In this assignment you will implement a simplified version of the MobileNet CNN. In particular, this assignment is restricted to the evaluation of a single convolutional layer of the network. See https://arxiv.org/abs/1704.04861 for more details about the full network. Also, unlike Assignment 2, this assignemnt is focused on efficiency. Your code will be evaluated on how fast it runs.
The MobileNets DNN architecture was designed with performance in mind, and a major aspect of the network's design is the use of a separable convolution. So in this assignment you will implement a one part of the DNN which consists of the following sequence of stages:
Here BN
stands for a batchnorm layer and ReLU
is a rectified linear unit (see below for details).

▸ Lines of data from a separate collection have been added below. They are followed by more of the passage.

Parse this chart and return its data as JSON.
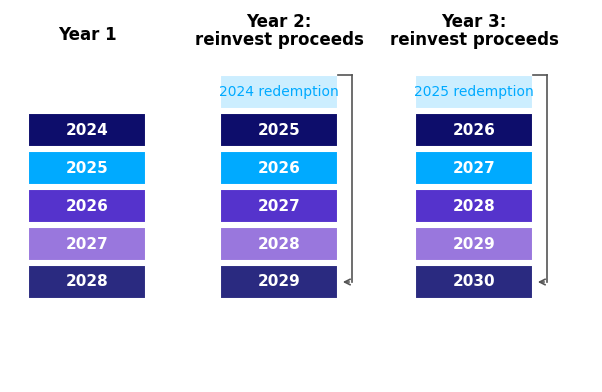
{
  "columns": [
    {
      "header_lines": [
        "Year 1"
      ],
      "bars": [
        {
          "label": "2024",
          "color": "#0d0d6b"
        },
        {
          "label": "2025",
          "color": "#00aaff"
        },
        {
          "label": "2026",
          "color": "#5533cc"
        },
        {
          "label": "2027",
          "color": "#9977dd"
        },
        {
          "label": "2028",
          "color": "#2a2a80"
        }
      ],
      "redemption": null
    },
    {
      "header_lines": [
        "Year 2:",
        "reinvest proceeds"
      ],
      "bars": [
        {
          "label": "2025",
          "color": "#0d0d6b"
        },
        {
          "label": "2026",
          "color": "#00aaff"
        },
        {
          "label": "2027",
          "color": "#5533cc"
        },
        {
          "label": "2028",
          "color": "#9977dd"
        },
        {
          "label": "2029",
          "color": "#2a2a80"
        }
      ],
      "redemption": {
        "label": "2024 redemption",
        "color": "#cceeff",
        "text_color": "#00aaff"
      }
    },
    {
      "header_lines": [
        "Year 3:",
        "reinvest proceeds"
      ],
      "bars": [
        {
          "label": "2026",
          "color": "#0d0d6b"
        },
        {
          "label": "2027",
          "color": "#00aaff"
        },
        {
          "label": "2028",
          "color": "#5533cc"
        },
        {
          "label": "2029",
          "color": "#9977dd"
        },
        {
          "label": "2030",
          "color": "#2a2a80"
        }
      ],
      "redemption": {
        "label": "2025 redemption",
        "color": "#cceeff",
        "text_color": "#00aaff"
      }
    }
  ],
  "fig_width": 6.02,
  "fig_height": 3.92,
  "dpi": 100,
  "background_color": "#ffffff",
  "bar_text_color": "#ffffff",
  "header_fontsize": 11,
  "bar_fontsize": 11,
  "arrow_color": "#555555"
}
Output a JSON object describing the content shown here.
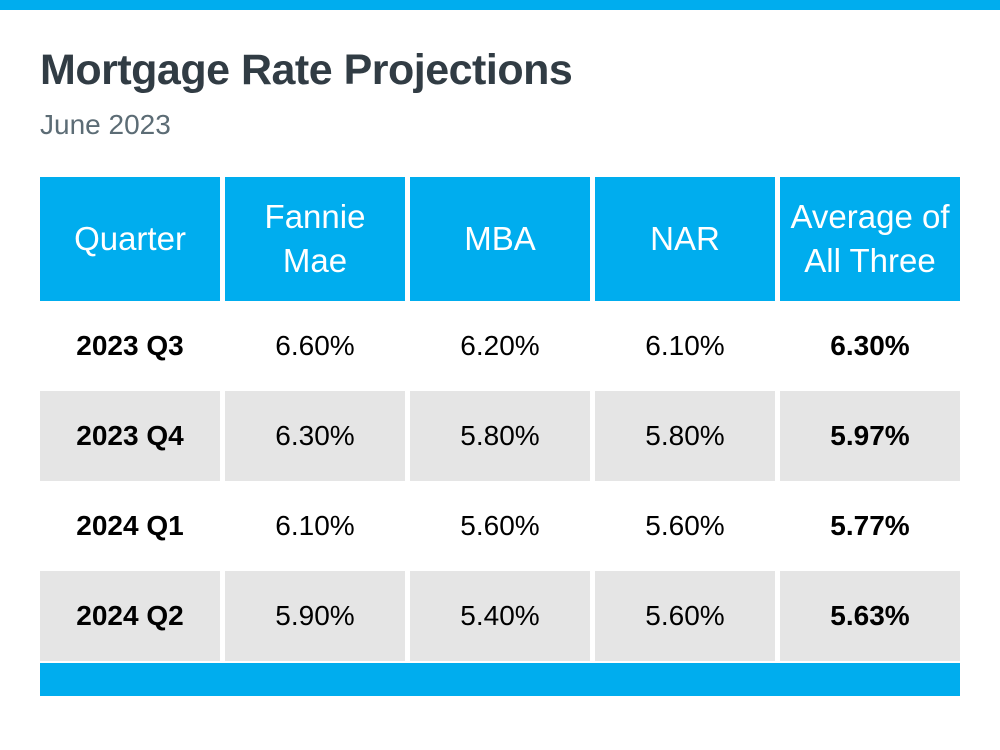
{
  "page": {
    "title": "Mortgage Rate Projections",
    "subtitle": "June 2023"
  },
  "colors": {
    "accent_blue": "#00ADEE",
    "alt_row_gray": "#E5E5E5",
    "title_text": "#313C44",
    "subtitle_text": "#5C6C75",
    "header_text": "#FFFFFF",
    "body_text": "#000000"
  },
  "chart_data": {
    "type": "table",
    "title": "Mortgage Rate Projections",
    "subtitle": "June 2023",
    "columns": [
      "Quarter",
      "Fannie Mae",
      "MBA",
      "NAR",
      "Average of All Three"
    ],
    "rows": [
      [
        "2023 Q3",
        "6.60%",
        "6.20%",
        "6.10%",
        "6.30%"
      ],
      [
        "2023 Q4",
        "6.30%",
        "5.80%",
        "5.80%",
        "5.97%"
      ],
      [
        "2024 Q1",
        "6.10%",
        "5.60%",
        "5.60%",
        "5.77%"
      ],
      [
        "2024 Q2",
        "5.90%",
        "5.40%",
        "5.60%",
        "5.63%"
      ]
    ]
  }
}
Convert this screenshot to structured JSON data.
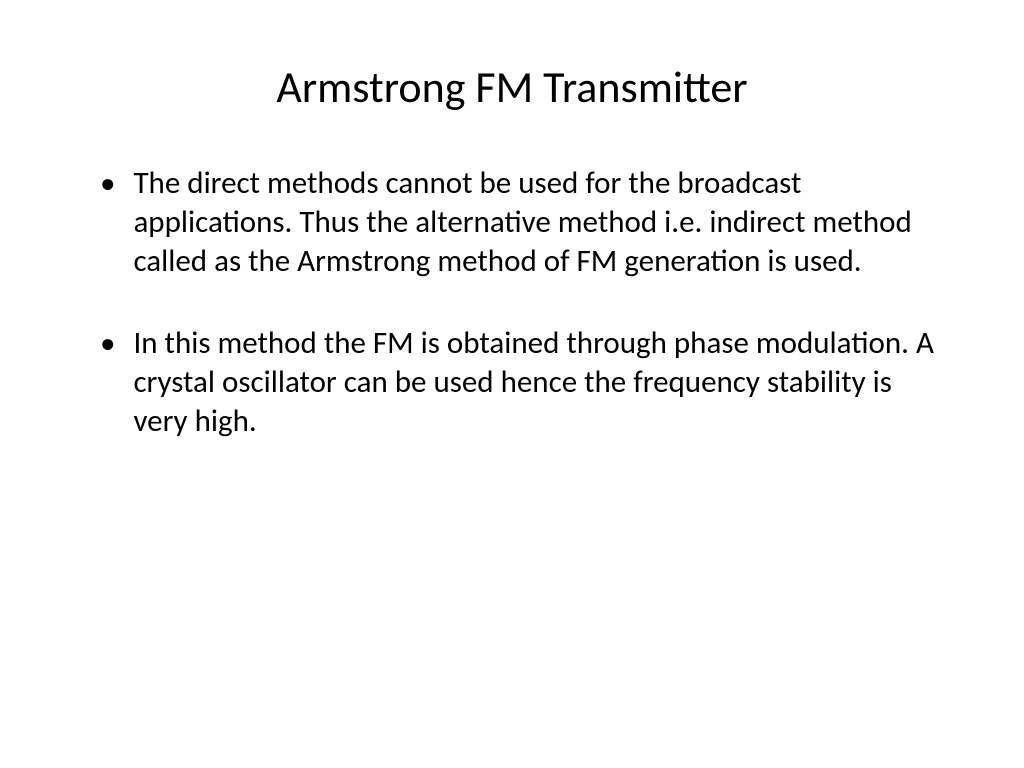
{
  "slide": {
    "title": "Armstrong FM Transmitter",
    "title_fontsize": 44,
    "title_color": "#000000",
    "bullets": [
      {
        "text": "The direct methods cannot be used for the broadcast applications. Thus the alternative method i.e. indirect method called as the Armstrong method of FM generation is used."
      },
      {
        "text": "In this method the FM is obtained through phase modulation. A crystal oscillator can be used hence the frequency stability is very high."
      }
    ],
    "bullet_marker": "•",
    "body_fontsize": 31,
    "body_color": "#000000",
    "background_color": "#ffffff",
    "font_family": "Calibri"
  }
}
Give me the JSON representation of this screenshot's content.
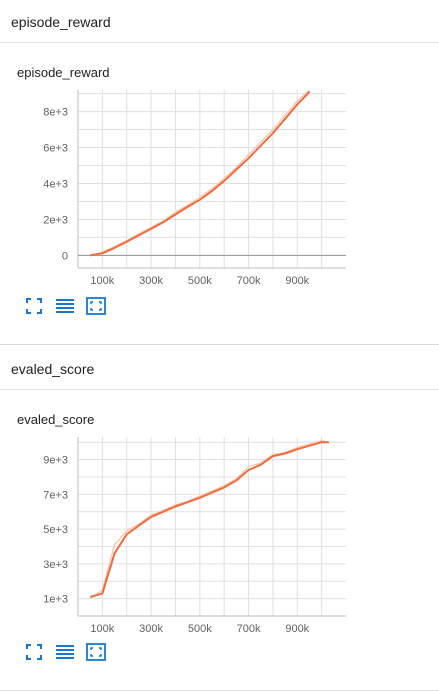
{
  "sections": [
    {
      "header": "episode_reward",
      "card_title": "episode_reward",
      "icons": [
        "fit-domain-icon",
        "data-table-icon",
        "expand-chart-icon"
      ]
    },
    {
      "header": "evaled_score",
      "card_title": "evaled_score",
      "icons": [
        "fit-domain-icon",
        "data-table-icon",
        "expand-chart-icon"
      ]
    }
  ],
  "colors": {
    "line": "#f26b3a",
    "raw": "#f9c3ae",
    "grid": "#e0e0e0",
    "zero": "#9e9e9e"
  },
  "chart_data": [
    {
      "type": "line",
      "title": "episode_reward",
      "xlim": [
        0,
        1100000
      ],
      "ylim": [
        -700,
        9200
      ],
      "x_ticks": [
        100000,
        300000,
        500000,
        700000,
        900000
      ],
      "x_tick_labels": [
        "100k",
        "300k",
        "500k",
        "700k",
        "900k"
      ],
      "y_ticks": [
        0,
        2000,
        4000,
        6000,
        8000
      ],
      "y_tick_labels": [
        "0",
        "2e+3",
        "4e+3",
        "6e+3",
        "8e+3"
      ],
      "grid": true,
      "series": [
        {
          "x": [
            50000,
            100000,
            150000,
            200000,
            250000,
            300000,
            350000,
            400000,
            450000,
            500000,
            550000,
            600000,
            650000,
            700000,
            750000,
            800000,
            850000,
            900000,
            950000
          ],
          "smoothed": [
            0,
            120,
            420,
            760,
            1120,
            1480,
            1850,
            2280,
            2700,
            3100,
            3580,
            4150,
            4780,
            5400,
            6100,
            6800,
            7600,
            8400,
            9100
          ],
          "raw": [
            0,
            180,
            500,
            820,
            1200,
            1560,
            1920,
            2400,
            2800,
            3250,
            3700,
            4300,
            4900,
            5600,
            6300,
            7000,
            7800,
            8600,
            9200
          ]
        }
      ]
    },
    {
      "type": "line",
      "title": "evaled_score",
      "xlim": [
        0,
        1100000
      ],
      "ylim": [
        0,
        10300
      ],
      "x_ticks": [
        100000,
        300000,
        500000,
        700000,
        900000
      ],
      "x_tick_labels": [
        "100k",
        "300k",
        "500k",
        "700k",
        "900k"
      ],
      "y_ticks": [
        1000,
        3000,
        5000,
        7000,
        9000
      ],
      "y_tick_labels": [
        "1e+3",
        "3e+3",
        "5e+3",
        "7e+3",
        "9e+3"
      ],
      "grid": true,
      "series": [
        {
          "x": [
            50000,
            100000,
            150000,
            200000,
            250000,
            300000,
            350000,
            400000,
            450000,
            500000,
            550000,
            600000,
            650000,
            700000,
            750000,
            800000,
            850000,
            900000,
            950000,
            1000000,
            1030000
          ],
          "smoothed": [
            1100,
            1300,
            3600,
            4700,
            5200,
            5700,
            6000,
            6300,
            6550,
            6800,
            7100,
            7400,
            7800,
            8400,
            8700,
            9200,
            9350,
            9600,
            9800,
            10000,
            10000
          ],
          "raw": [
            1000,
            1500,
            4100,
            4900,
            5300,
            5800,
            6100,
            6400,
            6600,
            6900,
            7200,
            7500,
            7900,
            8600,
            8800,
            9300,
            9400,
            9700,
            9900,
            10100,
            10000
          ]
        }
      ]
    }
  ]
}
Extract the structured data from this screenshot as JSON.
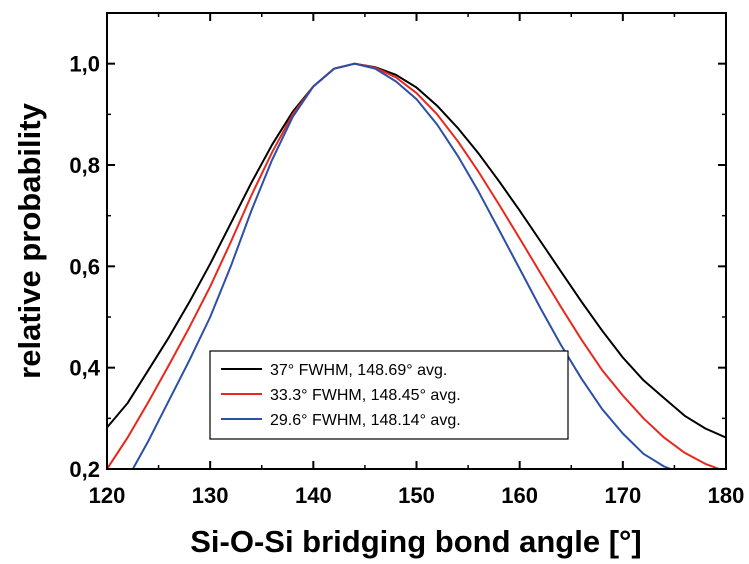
{
  "chart_data": {
    "type": "line",
    "title": "",
    "xlabel": "Si-O-Si bridging bond angle [°]",
    "ylabel": "relative probability",
    "xlim": [
      120,
      180
    ],
    "ylim": [
      0.2,
      1.1
    ],
    "xticks": [
      120,
      130,
      140,
      150,
      160,
      170,
      180
    ],
    "xtick_labels": [
      "120",
      "130",
      "140",
      "150",
      "160",
      "170",
      "180"
    ],
    "yticks": [
      0.2,
      0.4,
      0.6,
      0.8,
      1.0
    ],
    "ytick_labels": [
      "0,2",
      "0,4",
      "0,6",
      "0,8",
      "1,0"
    ],
    "grid": false,
    "legend_position": "bottom-center",
    "series": [
      {
        "name": "37° FWHM, 148.69° avg.",
        "color": "#000000",
        "x": [
          120,
          122,
          124,
          126,
          128,
          130,
          132,
          134,
          136,
          138,
          140,
          142,
          144,
          146,
          148,
          150,
          152,
          154,
          156,
          158,
          160,
          162,
          164,
          166,
          168,
          170,
          172,
          174,
          176,
          178,
          180
        ],
        "y": [
          0.282,
          0.33,
          0.395,
          0.46,
          0.53,
          0.605,
          0.685,
          0.765,
          0.84,
          0.905,
          0.955,
          0.99,
          1.0,
          0.993,
          0.978,
          0.953,
          0.917,
          0.873,
          0.823,
          0.768,
          0.71,
          0.65,
          0.59,
          0.53,
          0.473,
          0.42,
          0.375,
          0.34,
          0.305,
          0.28,
          0.262
        ]
      },
      {
        "name": "33.3° FWHM, 148.45° avg.",
        "color": "#e8281e",
        "x": [
          120,
          122,
          124,
          126,
          128,
          130,
          132,
          134,
          136,
          138,
          140,
          142,
          144,
          146,
          148,
          150,
          152,
          154,
          156,
          158,
          160,
          162,
          164,
          166,
          168,
          170,
          172,
          174,
          176,
          178,
          180
        ],
        "y": [
          0.2,
          0.262,
          0.332,
          0.405,
          0.48,
          0.56,
          0.648,
          0.74,
          0.825,
          0.9,
          0.955,
          0.99,
          1.0,
          0.992,
          0.973,
          0.942,
          0.9,
          0.847,
          0.787,
          0.722,
          0.655,
          0.587,
          0.52,
          0.455,
          0.395,
          0.345,
          0.3,
          0.262,
          0.232,
          0.21,
          0.195
        ]
      },
      {
        "name": "29.6° FWHM, 148.14° avg.",
        "color": "#2c4fa8",
        "x": [
          122.5,
          124,
          126,
          128,
          130,
          132,
          134,
          136,
          138,
          140,
          142,
          144,
          146,
          148,
          150,
          152,
          154,
          156,
          158,
          160,
          162,
          164,
          166,
          168,
          170,
          172,
          174,
          175.3
        ],
        "y": [
          0.2,
          0.255,
          0.335,
          0.415,
          0.5,
          0.6,
          0.71,
          0.81,
          0.895,
          0.955,
          0.99,
          1.0,
          0.99,
          0.965,
          0.93,
          0.88,
          0.818,
          0.748,
          0.672,
          0.595,
          0.518,
          0.445,
          0.378,
          0.318,
          0.27,
          0.23,
          0.205,
          0.195
        ]
      }
    ]
  }
}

Implementing the layers correctly is easy. The challenge is to implementing them efficiently using many of the techniques described in class, such as SIMD vector processing, multi-core execution, and efficient blocking for cache locality. To make these techniques simpler, we encourage you to attempt an implementation in Halide. If you do so, you need to write both the algorithm in Halide, as well as tune performance by writing an efficient Halide schedule. You can use the provided Halide code for syntax reference, but you must write the algorithm yourself.
- Halide tutorials. In particular, see Tutorial 01 for a basic introduction, Tutorial 07 for a convolution example, and Tutorial 05 for an introduction to Halide schedules, and Tutorial 08 for more advanced scheduling topics.
- Exhaustive Halide documentation.
- Details on the batchnorm layer:
- [ReLU](https://en.wikipedia.org/wiki/Rectifier_(neural_networks)
- TensorFlow-Slim documentation. In case you choose to compare your implementation to a TensorFlow version, we encourage use of TensorFlow-Slim which is easier to get off the ground with than TensorFlow proper.
To really see how good your implementation is, we encourage you to compare your performance against that of popular DNN frameworks like TensorFlow or MX.net. Since the algorithm for this assignment is fixed, you can even write an implementation in hand-tuned native C++ code (using AVX2 intrinsics and threading primitives).
Grab the assignment starter code.
git clone < TODO: list repo >
To run the assignment, you will need to download the scene datasets, located at http://graphics.stanford.edu/courses/cs348v-18-winter/asst/asst2/data.tar.
Build Instructions
The codebase uses a simple Makefile
as the build system. However, there is a dependency on Halide. To get the code building right away without Halide, you can modify Makefile
, and replace the lines
DEFINES := -DUSE_HALIDE
LDFLAGS := -L$(HALIDE_DIR)/bin -lHalide -ldl -lpthread
with
DEFINES :=
LDFLAGS := -ldl -lpthread
To build the starter code, run make
from the top level directory. The assignment source code is in src/
, and object files and binaries will be populated in build/
and bin/
respectively.
Once you decide to use Halide, follow the instructions at http://halide-lang.org/. In particular, you should download a binary release of Halide. Once you've downloaded and untar'd the release, say into directory halide_dir
, change the previous lines back, and also the following line in Makefile
HALIDE_DIR=/Users/setaluri/halide
to
HALIDE_DIR=<halide_dir>
Then you can build the code using the instructions above.
Running the starter code:
Now you can run the camera. Just run:
./bin/convlayer DATA_DIR/activations.bin DATA_DIR/weights.bin DATA_DIR/golden.bin <num_runs>
This code will run your (initially empty) version of the convolution layer using the activations in DATA_DIR/activations.bin
and weights in DATA_DIR/weights.bin
. It will run for num_runs
trials, and report the timings across all runs, as well as validate the output against the data contained in DATA_DIR/golden.bin
. Note that if you are using Halide, the command will be slightly different. On OSX it will be
DYLD_LIBRARY_PATH=<halide_dir>/bin ./bin/convlayer <args>
and on Linux it will be
LD_LIBRARY_PATH=<halide_dir>/bin ./bin/convlayer <args>
Modifying the code
Your modifications to the code should only go in files fast_convolution_layer.hpp
and fast_convolution_layer.cpp
, in the regions marked
// BEGIN: CS348V STUDENTS MODIFY THIS CODE
// END: CS348V STUDENTS MODIFY THIS CODE
We have provided two reference implementations in simple_convolution_layer.cpp
and halide_convolution_layer.cpp
. You can use these references to answer any questions about how algorithms involved in the layer, or for Halide syntax, but your implementation must be your own code.